Biden raises human rights in call with Saudi King Salman
- Published
US President Joe Biden has talked by phone with King Salman of Saudi Arabia as he seeks to put relations with America's old ally on a new footing.
He "affirmed the importance" the US "places on universal human rights and the rule of law", the White House said.
Mr Biden made the call after reading a forthcoming US report into the murder of Saudi journalist Jamal Khashoggi.
The report is expected to implicate the king's son, Crown Prince Mohammed bin Salman. He denies involvement.
Mr Biden's predecessor, Donald Trump, pursued closer ties with Saudi Arabia.
The Trump administration had rejected a legal requirement to release the report in declassified form, focusing instead on improved co-operation with the Saudis.
The White House says Mr Biden will "recalibrate" the relationship with Saudi Arabia.
Khashoggi, a US-based journalist and critic of Saudi Arabia's government, was murdered in 2018 inside the Saudi consulate in the Turkish city of Istanbul, and his body dismembered.
Saudi authorities blamed his death on a "rogue operation" by a team of agents sent to return him to the kingdom, and a Saudi court tried and sentenced five individuals to 20 years in prison last September, after initially sentencing them to death.
What was discussed in the phone call?
There was no mention of Khashoggi by name in the White House statement.
Mr Biden "affirmed the importance the United States places on universal human rights and the rule of law", the White House said.
He also "noted positively" the recent release of several Saudi-American activists and prominent Saudi women's rights activist Loujain al-Hathloul.

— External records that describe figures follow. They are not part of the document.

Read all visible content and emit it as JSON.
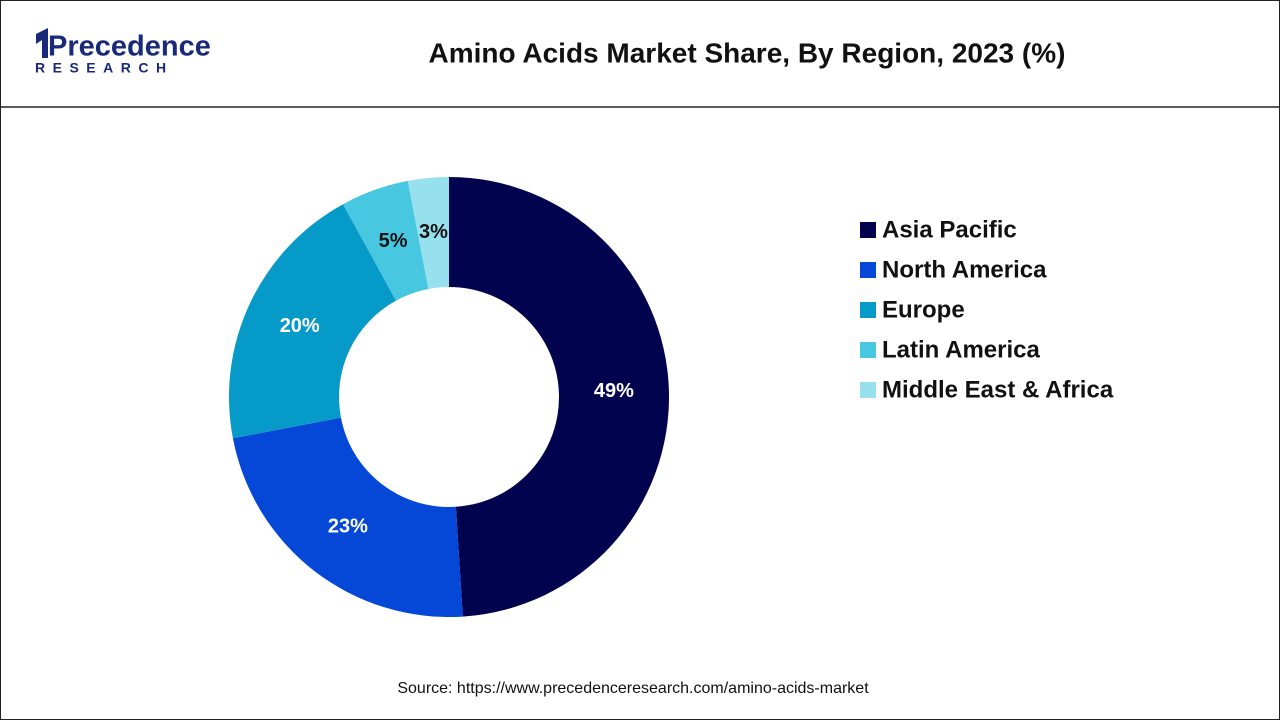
{
  "logo": {
    "name": "Precedence",
    "tagline": "RESEARCH"
  },
  "chart_data": {
    "type": "donut",
    "title": "Amino Acids Market Share, By Region, 2023 (%)",
    "categories": [
      "Asia Pacific",
      "North America",
      "Europe",
      "Latin America",
      "Middle East & Africa"
    ],
    "values": [
      49,
      23,
      20,
      5,
      3
    ],
    "value_labels": [
      "49%",
      "23%",
      "20%",
      "5%",
      "3%"
    ],
    "colors": [
      "#02034f",
      "#0548d8",
      "#069ac8",
      "#48c7e0",
      "#97e1ee"
    ],
    "legend": "right"
  },
  "source": "Source: https://www.precedenceresearch.com/amino-acids-market"
}
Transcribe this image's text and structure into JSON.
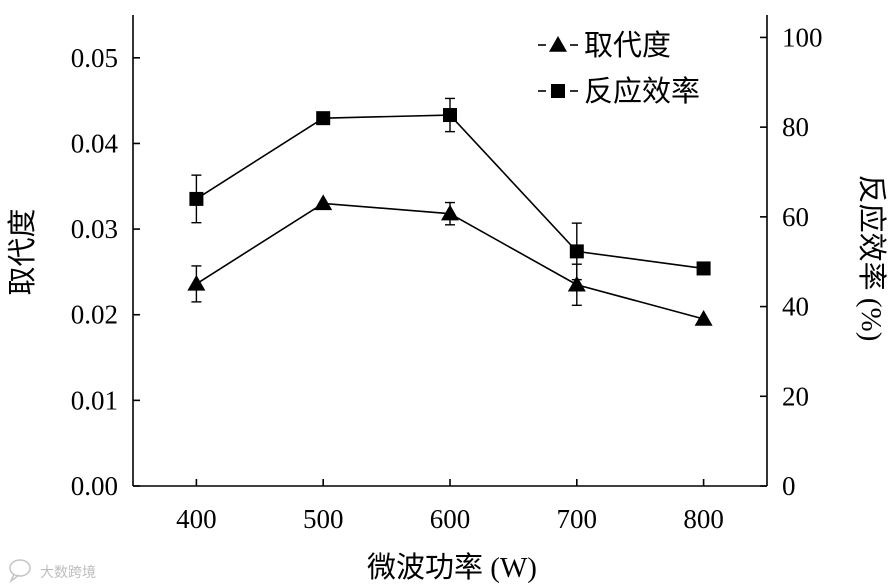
{
  "chart_data": {
    "type": "line",
    "xlabel": "微波功率 (W)",
    "ylabel_left": "取代度",
    "ylabel_right": "反应效率 (%)",
    "x": [
      400,
      500,
      600,
      700,
      800
    ],
    "xlim": [
      350,
      850
    ],
    "ylim_left": [
      0,
      0.055
    ],
    "ylim_right": [
      0,
      105
    ],
    "x_ticks": [
      "400",
      "500",
      "600",
      "700",
      "800"
    ],
    "y_left_ticks": [
      "0.00",
      "0.01",
      "0.02",
      "0.03",
      "0.04",
      "0.05"
    ],
    "y_right_ticks": [
      "0",
      "20",
      "40",
      "60",
      "80",
      "100"
    ],
    "grid": false,
    "legend_position": "top-right",
    "series": [
      {
        "name": "取代度",
        "axis": "left",
        "marker": "triangle",
        "values": [
          0.0236,
          0.033,
          0.0318,
          0.0235,
          0.0195
        ],
        "error": [
          0.0021,
          0.0,
          0.0013,
          0.0024,
          0.0
        ]
      },
      {
        "name": "反应效率",
        "axis": "right",
        "marker": "square",
        "values": [
          64.0,
          82.0,
          82.7,
          52.3,
          48.5
        ],
        "error": [
          5.3,
          0.0,
          3.7,
          6.3,
          0.0
        ]
      }
    ]
  },
  "watermark": {
    "text": "大数跨境",
    "icon": "speech-bubble-logo-icon"
  }
}
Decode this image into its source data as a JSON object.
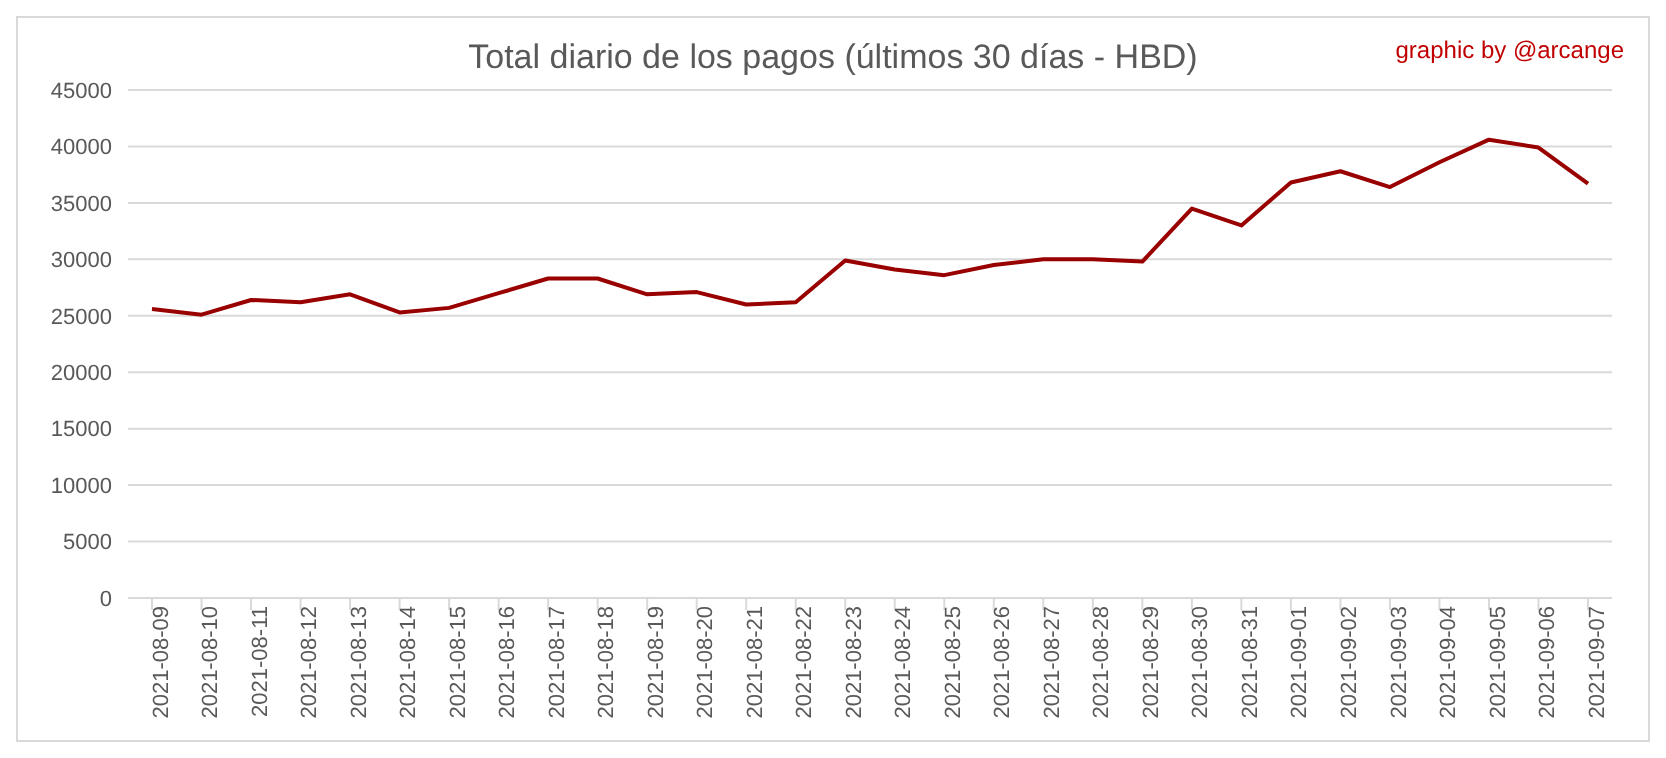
{
  "chart_data": {
    "type": "line",
    "title": "Total diario de los pagos (últimos 30 días - HBD)",
    "annotations": [
      "graphic by @arcange"
    ],
    "categories": [
      "2021-08-09",
      "2021-08-10",
      "2021-08-11",
      "2021-08-12",
      "2021-08-13",
      "2021-08-14",
      "2021-08-15",
      "2021-08-16",
      "2021-08-17",
      "2021-08-18",
      "2021-08-19",
      "2021-08-20",
      "2021-08-21",
      "2021-08-22",
      "2021-08-23",
      "2021-08-24",
      "2021-08-25",
      "2021-08-26",
      "2021-08-27",
      "2021-08-28",
      "2021-08-29",
      "2021-08-30",
      "2021-08-31",
      "2021-09-01",
      "2021-09-02",
      "2021-09-03",
      "2021-09-04",
      "2021-09-05",
      "2021-09-06",
      "2021-09-07"
    ],
    "series": [
      {
        "color": "#990000",
        "values": [
          25600,
          25100,
          26400,
          26200,
          26900,
          25300,
          25700,
          27000,
          28300,
          28300,
          26900,
          27100,
          26000,
          26200,
          29900,
          29100,
          28600,
          29500,
          30000,
          30000,
          29800,
          34500,
          33000,
          36800,
          37800,
          36400,
          38600,
          40600,
          39900,
          36700
        ]
      }
    ],
    "ylim": [
      0,
      45000
    ],
    "yticks": [
      0,
      5000,
      10000,
      15000,
      20000,
      25000,
      30000,
      35000,
      40000,
      45000
    ],
    "grid": "y",
    "legend": false,
    "marker": "none",
    "line_style": "solid"
  }
}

Ms Hathloul was released this month after almost three years in detention but remained subject to a travel ban and was forbidden from speaking to the media.
Her release was also welcomed by UN human rights chief Michelle Bachelet, when she addressed the UN Human Rights Council in Geneva on Friday, but she noted that others "continued to be unjustly detained", Reuters news agency reports.
Mr Biden and King Salman also discussed "the longstanding partnership between the United States and Saudi Arabia", and the threat posed to Saudi Arabia by pro-Iranian groups.
Mr Biden told King Salman "he would work to make the bilateral relationship as strong and transparent as possible", the statement said.
A sensitive call at a sensitive time
The Khashoggi report is widely expected to say that the king's son, Prince Mohammed - popularly known as MBS - ordered the grisly death.
Naming him publicly would put further stress on the US-Saudi relationship. Mr Biden would come under pressure to sanction MBS and any other senior officials and entities said to be complicit in the murder.
Yet the crown prince could one day, perhaps any day, become the official ruler of an important Mid-East ally.
Given this, the White House has signalled a nuanced response, saying in some areas it would express concerns and leave open the option of accountability, and in other areas continue to work with Riyadh.
How was Khashoggi killed?
The 59-year-old journalist, known for his criticism of the Saudi authorities, went to the consulate in October 2018 in order to obtain papers allowing him to marry his Turkish fiancée.
He had allegedly received assurances from the crown prince's brother, Prince Khalid bin Salman, who was ambassador to the US at the time, that it would be safe to visit the consulate. Prince Khalid has denied any communication with the journalist.
According to Saudi prosecutors, Khashoggi was forcibly restrained after a struggle and injected with a large amount of a drug, resulting in an overdose that led to his death. His body was then dismembered and handed over to a local "collaborator" outside the consulate, prosecutors said. The remains were never found.
Grim details were revealed in transcripts of purported audio recordings of the killing obtained by Turkish intelligence.
Khashoggi had once been an adviser to the Saudi government and close to the royal family but he fell out of favour and went into self-imposed exile in the US in 2017.
From there, he wrote a monthly column in the Washington Post in which he criticised the policies of Prince Mohammed.
In his first column for the newspaper, Khashoggi said he feared being arrested in an apparent crackdown on dissent overseen by the prince.
In his last column, he criticised Saudi involvement in the conflict in Yemen.